Nothing wrong with politeness, of course (though enforced politeness that turns “please” into another “OK, Google” might not be the most educational thing). But are we slipping back toward Mattel’s Aristotle? Wired quotes John Havens, executive director of the the IEEE Global Initiative on Ethics of Autonomous and Intelligent Systems: "I think it's reasonable to ask if parenting will become a skill that, like Go or chess, is better performed by a machine.”

Is it? And what I mean is not “is it reasonable,” but “is it such a skill”?

I don’t think so. Certainly not at its best. And what about other circumstances? Would an AI “parent” be better than no parent, for kids in that position? Would it be different if the technology were there not to allow frazzled busy parents to ignore their kids’ needs while they do non-parenting-related things, but to fill a void? The mind boggles. Would the benefits outweigh the harms?

Do we just need to designate some areas of human life as AI-free zones?

Last October, the ethicist David O’Hara, who teaches philosophy of religion, wrote a blog post in response to ethicist Evan Selinger, who had asked whether there are some jobs that would be unethical to automate. The blog post is titled “The Ethics of Automation: Poetry and Robot Priests.” In it, he mentions a company that has created a robot that cites biblical verses and offers blessings in multiple languages. O’Hara then riffs on the theme:

… can a meaningful confession be heard by someone who cannot sin…?  Can a machine be a member of a church, or does it have something more like the status of a chalice or a chasuble – something the community uses liturgically but that does not have standing in the deliberations and practices of the community? Another important question: can a machine act as a vicar? That is, can a machine stand in as a representative of God and proclaim the forgiveness of God as we believe those who have been ordained may do?

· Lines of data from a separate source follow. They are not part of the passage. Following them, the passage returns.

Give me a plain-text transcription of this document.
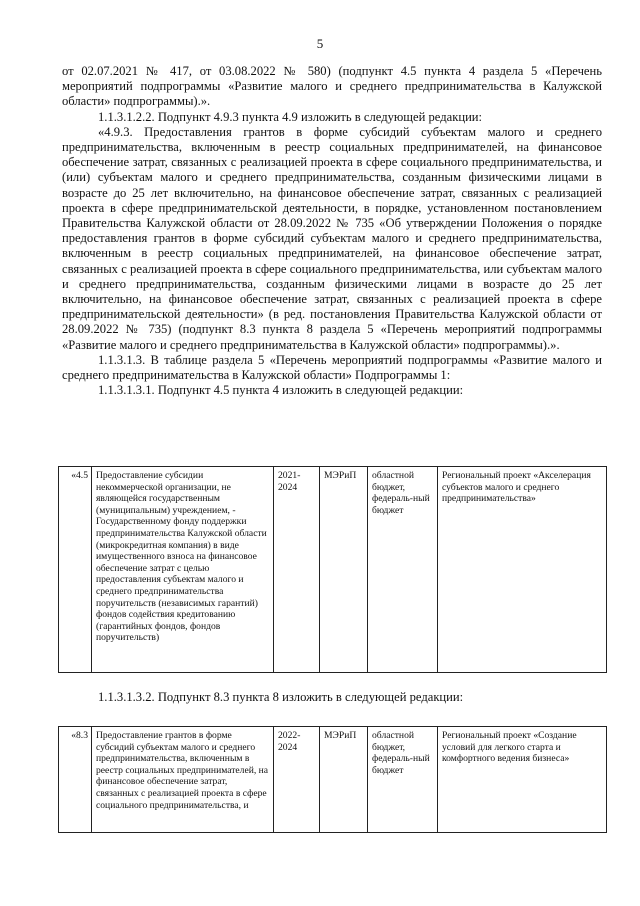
5

от 02.07.2021 № 417, от 03.08.2022 № 580) (подпункт 4.5 пункта 4 раздела 5 «Перечень мероприятий подпрограммы «Развитие малого и среднего предпринимательства в Калужской области» подпрограммы).».

1.1.3.1.2.2. Подпункт 4.9.3 пункта 4.9 изложить в следующей редакции:

«4.9.3. Предоставления грантов в форме субсидий субъектам малого и среднего предпринимательства, включенным в реестр социальных предпринимателей, на финансовое обеспечение затрат, связанных с реализацией проекта в сфере социального предпринимательства, и (или) субъектам малого и среднего предпринимательства, созданным физическими лицами в возрасте до 25 лет включительно, на финансовое обеспечение затрат, связанных с реализацией проекта в сфере предпринимательской деятельности, в порядке, установленном постановлением Правительства Калужской области от 28.09.2022 № 735 «Об утверждении Положения о порядке предоставления грантов в форме субсидий субъектам малого и среднего предпринимательства, включенным в реестр социальных предпринимателей, на финансовое обеспечение затрат, связанных с реализацией проекта в сфере социального предпринимательства, или субъектам малого и среднего предпринимательства, созданным физическими лицами в возрасте до 25 лет включительно, на финансовое обеспечение затрат, связанных с реализацией проекта в сфере предпринимательской деятельности» (в ред. постановления Правительства Калужской области от 28.09.2022 № 735) (подпункт 8.3 пункта 8 раздела 5 «Перечень мероприятий подпрограммы «Развитие малого и среднего предпринимательства в Калужской области» подпрограммы).».

1.1.3.1.3. В таблице раздела 5 «Перечень мероприятий подпрограммы «Развитие малого и среднего предпринимательства в Калужской области» Подпрограммы 1:

1.1.3.1.3.1. Подпункт 4.5 пункта 4 изложить в следующей редакции:

«4.5	Предоставление субсидии некоммерческой организации, не являющейся государственным (муниципальным) учреждением, - Государственному фонду поддержки предпринимательства Калужской области (микрокредитная компания) в виде имущественного взноса на финансовое обеспечение затрат с целью предоставления субъектам малого и среднего предпринимательства поручительств (независимых гарантий) фондов содействия кредитованию (гарантийных фондов, фондов поручительств)	2021-2024	МЭРиП	областной бюджет, федераль-ный бюджет	Региональный проект «Акселерация субъектов малого и среднего предпринимательства»

1.1.3.1.3.2. Подпункт 8.3 пункта 8 изложить в следующей редакции:

«8.3	Предоставление грантов в форме субсидий субъектам малого и среднего предпринимательства, включенным в реестр социальных предпринимателей, на финансовое обеспечение затрат, связанных с реализацией проекта в сфере социального предпринимательства, и	2022-2024	МЭРиП	областной бюджет, федераль-ный бюджет	Региональный проект «Создание условий для легкого старта и комфортного ведения бизнеса»
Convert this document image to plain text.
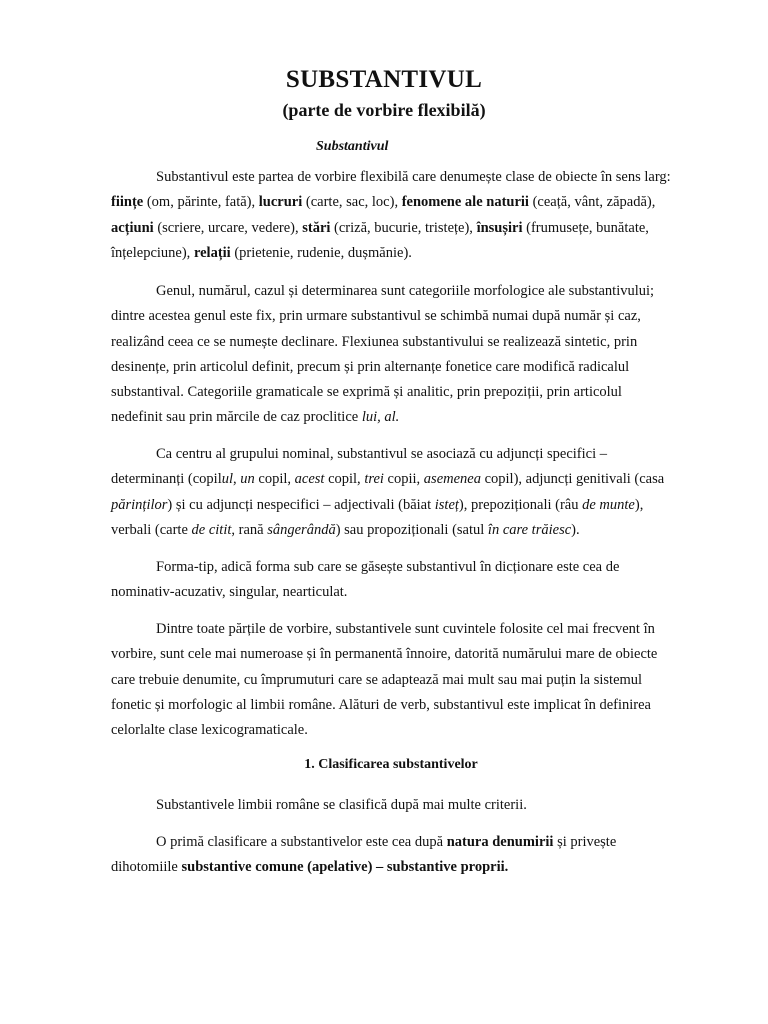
SUBSTANTIVUL
(parte de vorbire flexibilă)
Substantivul
Substantivul este partea de vorbire flexibilă care denumește clase de obiecte în sens larg:
ființe (om, părinte, fată), lucruri (carte, sac, loc), fenomene ale naturii (ceață, vânt, zăpadă),
acțiuni (scriere, urcare, vedere), stări (criză, bucurie, tristețe), însușiri (frumusețe, bunătate,
înțelepciune), relații (prietenie, rudenie, dușmănie).
Genul, numărul, cazul și determinarea sunt categoriile morfologice ale substantivului;
dintre acestea genul este fix, prin urmare substantivul se schimbă numai după număr și caz,
realizând ceea ce se numește declinare. Flexiunea substantivului se realizează sintetic, prin
desinențe, prin articolul definit, precum și prin alternanțe fonetice care modifică radicalul
substantival. Categoriile gramaticale se exprimă și analitic, prin prepoziții, prin articolul
nedefinit sau prin mărcile de caz proclitice lui, al.
Ca centru al grupului nominal, substantivul se asociază cu adjuncți specifici –
determinanți (copilul, un copil, acest copil, trei copii, asemenea copil), adjuncți genitivali (casa
părinților) și cu adjuncți nespecifici – adjectivali (băiat isteț), prepoziționali (râu de munte),
verbali (carte de citit, rană sângerândă) sau propoziționali (satul în care trăiesc).
Forma-tip, adică forma sub care se găsește substantivul în dicționare este cea de
nominativ-acuzativ, singular, nearticulat.
Dintre toate părțile de vorbire, substantivele sunt cuvintele folosite cel mai frecvent în
vorbire, sunt cele mai numeroase și în permanentă înnoire, datorită numărului mare de obiecte
care trebuie denumite, cu împrumuturi care se adaptează mai mult sau mai puțin la sistemul
fonetic și morfologic al limbii române. Alături de verb, substantivul este implicat în definirea
celorlalte clase lexicogramaticale.
1. Clasificarea substantivelor
Substantivele limbii române se clasifică după mai multe criterii.
O primă clasificare a substantivelor este cea după natura denumirii și privește
dihotomiile substantive comune (apelative) – substantive proprii.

And what about the writing of poetry? O’Hara again:

My concerns here are twofold: one has to do with the danger of persuasion: not much moves us as powerfully as poetry does. My second concern is about the importance of having our arts be the expressions of the heart of our communities. But I could be wrong: maybe robots should be writing poetry – their own poetry, from one machine to another. 

O’Hara concludes that “We should use the technologies we have to serve those in need. … But we should not pretend that in so doing we have done all that we must do.”

So is the answer, then, that we need not “AI-free zones” but careful consideration, within each area in which human beings interact with each other, about which aspects of those interactions could be usefully automated without losing too much, and which aspects should not, ethically, be automated?

Shakespeare wrote of lunatics, lovers, and poets. Love cannot be conveyed through AI-powered machines; whether some day it might is very much open for debate and not directly relevant to the question at hand: what should we not hand over to AI, now? The singing of lullabies does more than soothe a crying baby; it does something to and for the singer, too, and for the relationship that builds between them. What are the relationships that Go or chess cannot begin to approximate, and that we should be very careful not to damage or delete?